Il y a des deals qui changent une industrie pour une décennie. Celui annoncé cette semaine dans les télécoms français est clairement de cet acabit. Free, Orange et Bouygues Telecom ont signé cette nuit un protocole d’accord avec Altice pour le rachat de SFR, le tout valorisé à 20,35 milliards d’euros. Vingt milliards. C’est la plus grande opération de l’histoire des télécoms en France, et elle mérite qu’on s’y attarde sérieusement.
Pour comprendre l’ampleur du tremblement de terre, il faut remonter à 2012. Cette année-là, l’arrivée de Free Mobile sur le marché avait tout fracassé : les prix avaient chuté, les opérateurs historiques avaient saigné, et les consommateurs avaient applaudi. Depuis, la France vivait avec quatre grands opérateurs nationaux, un équilibre fragile mais réel. Si ce rachat se concrétise, on reviendra à trois. Et là, la question qui fâche s’impose d’elle-même : est-ce vraiment une bonne nouvelle pour vous, pour nous, pour nos factures ?

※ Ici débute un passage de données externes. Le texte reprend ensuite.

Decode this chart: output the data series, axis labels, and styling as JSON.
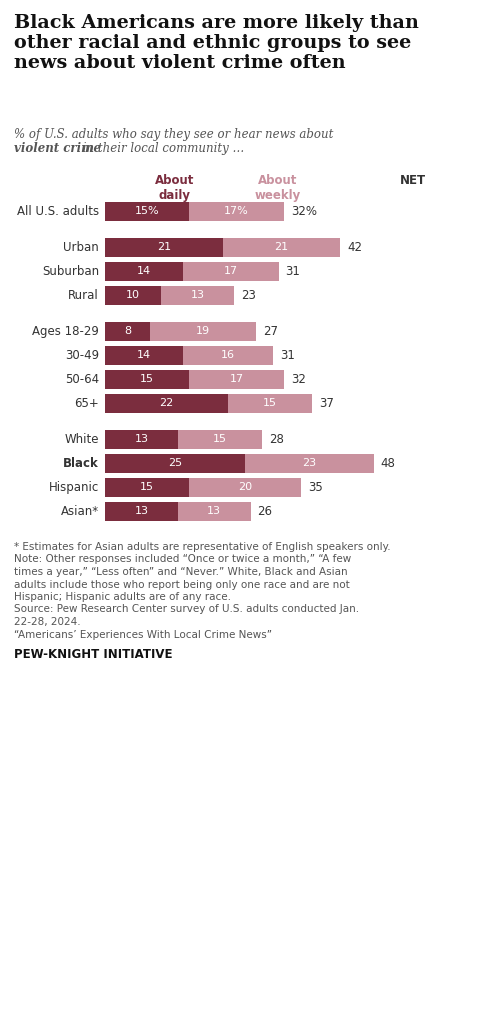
{
  "title": "Black Americans are more likely than\nother racial and ethnic groups to see\nnews about violent crime often",
  "col_label_daily": "About\ndaily",
  "col_label_weekly": "About\nweekly",
  "col_label_net": "NET",
  "color_daily": "#7b2d3e",
  "color_weekly": "#c9919e",
  "groups": [
    {
      "label": "All U.S. adults",
      "daily": 15,
      "weekly": 17,
      "net": "32%",
      "daily_label": "15%",
      "weekly_label": "17%",
      "separator": false,
      "bold": false,
      "allus": true
    },
    {
      "label": "",
      "daily": 0,
      "weekly": 0,
      "net": "",
      "daily_label": "",
      "weekly_label": "",
      "separator": true,
      "bold": false,
      "allus": false
    },
    {
      "label": "Urban",
      "daily": 21,
      "weekly": 21,
      "net": "42",
      "daily_label": "21",
      "weekly_label": "21",
      "separator": false,
      "bold": false,
      "allus": false
    },
    {
      "label": "Suburban",
      "daily": 14,
      "weekly": 17,
      "net": "31",
      "daily_label": "14",
      "weekly_label": "17",
      "separator": false,
      "bold": false,
      "allus": false
    },
    {
      "label": "Rural",
      "daily": 10,
      "weekly": 13,
      "net": "23",
      "daily_label": "10",
      "weekly_label": "13",
      "separator": false,
      "bold": false,
      "allus": false
    },
    {
      "label": "",
      "daily": 0,
      "weekly": 0,
      "net": "",
      "daily_label": "",
      "weekly_label": "",
      "separator": true,
      "bold": false,
      "allus": false
    },
    {
      "label": "Ages 18-29",
      "daily": 8,
      "weekly": 19,
      "net": "27",
      "daily_label": "8",
      "weekly_label": "19",
      "separator": false,
      "bold": false,
      "allus": false
    },
    {
      "label": "30-49",
      "daily": 14,
      "weekly": 16,
      "net": "31",
      "daily_label": "14",
      "weekly_label": "16",
      "separator": false,
      "bold": false,
      "allus": false
    },
    {
      "label": "50-64",
      "daily": 15,
      "weekly": 17,
      "net": "32",
      "daily_label": "15",
      "weekly_label": "17",
      "separator": false,
      "bold": false,
      "allus": false
    },
    {
      "label": "65+",
      "daily": 22,
      "weekly": 15,
      "net": "37",
      "daily_label": "22",
      "weekly_label": "15",
      "separator": false,
      "bold": false,
      "allus": false
    },
    {
      "label": "",
      "daily": 0,
      "weekly": 0,
      "net": "",
      "daily_label": "",
      "weekly_label": "",
      "separator": true,
      "bold": false,
      "allus": false
    },
    {
      "label": "White",
      "daily": 13,
      "weekly": 15,
      "net": "28",
      "daily_label": "13",
      "weekly_label": "15",
      "separator": false,
      "bold": false,
      "allus": false
    },
    {
      "label": "Black",
      "daily": 25,
      "weekly": 23,
      "net": "48",
      "daily_label": "25",
      "weekly_label": "23",
      "separator": false,
      "bold": true,
      "allus": false
    },
    {
      "label": "Hispanic",
      "daily": 15,
      "weekly": 20,
      "net": "35",
      "daily_label": "15",
      "weekly_label": "20",
      "separator": false,
      "bold": false,
      "allus": false
    },
    {
      "label": "Asian*",
      "daily": 13,
      "weekly": 13,
      "net": "26",
      "daily_label": "13",
      "weekly_label": "13",
      "separator": false,
      "bold": false,
      "allus": false
    }
  ],
  "footnote_lines": [
    {
      "text": "* Estimates for Asian adults are representative of English speakers only.",
      "bold": false
    },
    {
      "text": "Note: Other responses included “Once or twice a month,” “A few",
      "bold": false
    },
    {
      "text": "times a year,” “Less often” and “Never.” White, Black and Asian",
      "bold": false
    },
    {
      "text": "adults include those who report being only one race and are not",
      "bold": false
    },
    {
      "text": "Hispanic; Hispanic adults are of any race.",
      "bold": false
    },
    {
      "text": "Source: Pew Research Center survey of U.S. adults conducted Jan.",
      "bold": false
    },
    {
      "text": "22-28, 2024.",
      "bold": false
    },
    {
      "text": "“Americans’ Experiences With Local Crime News”",
      "bold": false
    }
  ],
  "footer_bold": "PEW-KNIGHT INITIATIVE",
  "bg_color": "#ffffff"
}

Le scénario de consolidation plaît aux actionnaires et aux opérateurs, c’est une certitude. SFR, sous la tutelle d’Altice, avait accumulé les dettes et les déconvenues, perdant des abonnés trimestre après trimestre dans une gestion dont les résultats parlent d’eux-mêmes. Racheter les morceaux à trois n’est pas un acte philanthropique : chacun récupère des fréquences, des infrastructures, une base clients. Le gâteau est appétissant.
« On se dirige lentement mais sûrement vers la plus grande opération de l’histoire des télécoms français. »
Mais l’histoire des fusions dans les télécoms est rarement une romance. Moins de concurrents, c’est mécaniquement moins de pression tarifaire. Le régulateur, l’Autorité de la concurrence, aura son mot à dire, et il devra être décisif. Les autorités européennes également. Les conditions imposées (cession de fréquences, maintien de tarifs plafonnés, obligations de déploiement réseau) seront le vrai thermomètre de ce deal. Sans garde-fous solides, le retour à trois opérateurs peut très bien signifier la fin de la guerre des prix qui a pourtant sauvé le pouvoir d’achat de millions de Français depuis quinze ans.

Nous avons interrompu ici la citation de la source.